Public Release: 

GPM sees powerful storms within Tropical Storm Ida

NASA/Goddard Space Flight Center

The Global Precipitation Measurement or GPM mission satellite looked at Tropical Storm Ida in the Central Atlantic and identified the areas of heaviest rainfall.

The GPM core observatory satellite found that tropical Storm IDA contained some very powerful convective thunderstorms when the satellite passed over on September 21, 2015 at 0902 UTC (05:02 a.m. EDT). The satellite passed directly above the most powerful storms within Ida where rain was measured by GPM's Microwave Imager (GMI) and Dual-Frequency Precipitation Radar (DPR) instruments. DPR found that some thunderstorms were dropping rain at a rate of over 142 mm (5.6 inches) per hour.

GPM's DPR (Ku Band) radar data were used examine the 3-D structure of precipitation within tropical storm IDA. Some powerful convective storms within Ida were found to reach extremely high altitudes well above 17 km (10.5 miles). These very tall thunderstorms in the middle of a tropical cyclone are often a sign of intensification.

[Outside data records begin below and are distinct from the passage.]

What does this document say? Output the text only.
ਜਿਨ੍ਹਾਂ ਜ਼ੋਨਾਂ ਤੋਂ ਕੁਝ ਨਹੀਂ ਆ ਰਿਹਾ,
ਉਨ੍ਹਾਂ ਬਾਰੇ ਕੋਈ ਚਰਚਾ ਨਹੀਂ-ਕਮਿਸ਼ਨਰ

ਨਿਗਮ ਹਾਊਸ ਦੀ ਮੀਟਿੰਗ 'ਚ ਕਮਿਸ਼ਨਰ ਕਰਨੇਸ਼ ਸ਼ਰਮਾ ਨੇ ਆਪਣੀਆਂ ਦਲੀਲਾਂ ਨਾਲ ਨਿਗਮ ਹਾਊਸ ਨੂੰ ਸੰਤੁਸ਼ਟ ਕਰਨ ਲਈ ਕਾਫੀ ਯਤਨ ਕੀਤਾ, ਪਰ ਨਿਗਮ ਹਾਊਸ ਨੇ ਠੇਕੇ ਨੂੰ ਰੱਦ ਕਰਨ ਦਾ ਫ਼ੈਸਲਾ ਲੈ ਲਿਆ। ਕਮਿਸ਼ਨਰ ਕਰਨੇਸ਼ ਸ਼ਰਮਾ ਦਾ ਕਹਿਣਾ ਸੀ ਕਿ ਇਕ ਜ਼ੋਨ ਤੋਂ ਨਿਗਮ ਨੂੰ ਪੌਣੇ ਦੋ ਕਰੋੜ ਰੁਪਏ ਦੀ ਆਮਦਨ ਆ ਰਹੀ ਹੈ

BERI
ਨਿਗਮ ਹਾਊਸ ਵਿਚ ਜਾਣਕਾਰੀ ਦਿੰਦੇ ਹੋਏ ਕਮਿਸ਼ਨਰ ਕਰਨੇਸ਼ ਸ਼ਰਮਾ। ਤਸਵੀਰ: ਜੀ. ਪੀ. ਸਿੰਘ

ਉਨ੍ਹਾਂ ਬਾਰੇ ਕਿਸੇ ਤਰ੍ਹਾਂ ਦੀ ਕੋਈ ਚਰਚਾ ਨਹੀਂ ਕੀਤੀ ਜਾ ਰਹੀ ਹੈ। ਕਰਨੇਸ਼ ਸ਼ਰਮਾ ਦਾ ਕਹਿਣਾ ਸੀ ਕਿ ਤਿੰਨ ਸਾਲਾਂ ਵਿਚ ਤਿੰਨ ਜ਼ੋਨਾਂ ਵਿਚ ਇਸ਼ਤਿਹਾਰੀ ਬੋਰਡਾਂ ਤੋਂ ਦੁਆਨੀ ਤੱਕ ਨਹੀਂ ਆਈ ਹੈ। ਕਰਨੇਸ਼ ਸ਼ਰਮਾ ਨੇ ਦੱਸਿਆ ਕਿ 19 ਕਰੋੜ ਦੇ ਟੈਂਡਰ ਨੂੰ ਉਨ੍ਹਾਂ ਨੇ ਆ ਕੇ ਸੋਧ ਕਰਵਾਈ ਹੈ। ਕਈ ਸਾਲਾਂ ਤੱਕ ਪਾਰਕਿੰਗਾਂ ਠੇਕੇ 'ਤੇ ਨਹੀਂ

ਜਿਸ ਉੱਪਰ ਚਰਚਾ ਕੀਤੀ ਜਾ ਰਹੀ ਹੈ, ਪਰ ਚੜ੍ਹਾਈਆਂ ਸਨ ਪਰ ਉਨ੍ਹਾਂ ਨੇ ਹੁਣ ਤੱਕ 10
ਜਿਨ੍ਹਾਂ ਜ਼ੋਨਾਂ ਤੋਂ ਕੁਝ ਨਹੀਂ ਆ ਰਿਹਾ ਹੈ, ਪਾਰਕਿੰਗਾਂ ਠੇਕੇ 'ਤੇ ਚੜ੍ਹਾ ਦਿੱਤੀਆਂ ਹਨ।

At a.m. EDT (1500 UTC) on Sept. 21, the center of Tropical Storm Ida was located near latitude 20.6 North, longitude 48.0 West. That's about 995 miles (1,605 km east-northeast of the Northern Leeward Islands. Ida was moving toward the north-northwest near 7 mph (11 kph). A north-northwest motion with a decrease in forward speed is expected today. A slow meandering motion is forecast to occur on Tuesday and Tuesday night.

Maximum sustained winds are near 50 mph (85 kph) with higher gusts. The National Hurricane Center noted that some strengthening is possible during the next 24 hours, then little change in strength is expected on Tuesday and Tuesday night. The estimated minimum central pressure is 1003 millibars.

Ida formed on September 18 at 1500 UTC (11 a.m. EDT) as a tropical depression about 870 miles (1,405 km) west-southwest of the Cape Verde Islands. It was the tenth tropical depression of the Atlantic Ocean hurricane season. By 11 p.m. that night, the depression became Tropical Storm Ida.

The National Hurricane Center predicts that Ida will become even more powerful and may become a hurricane within the next couple days.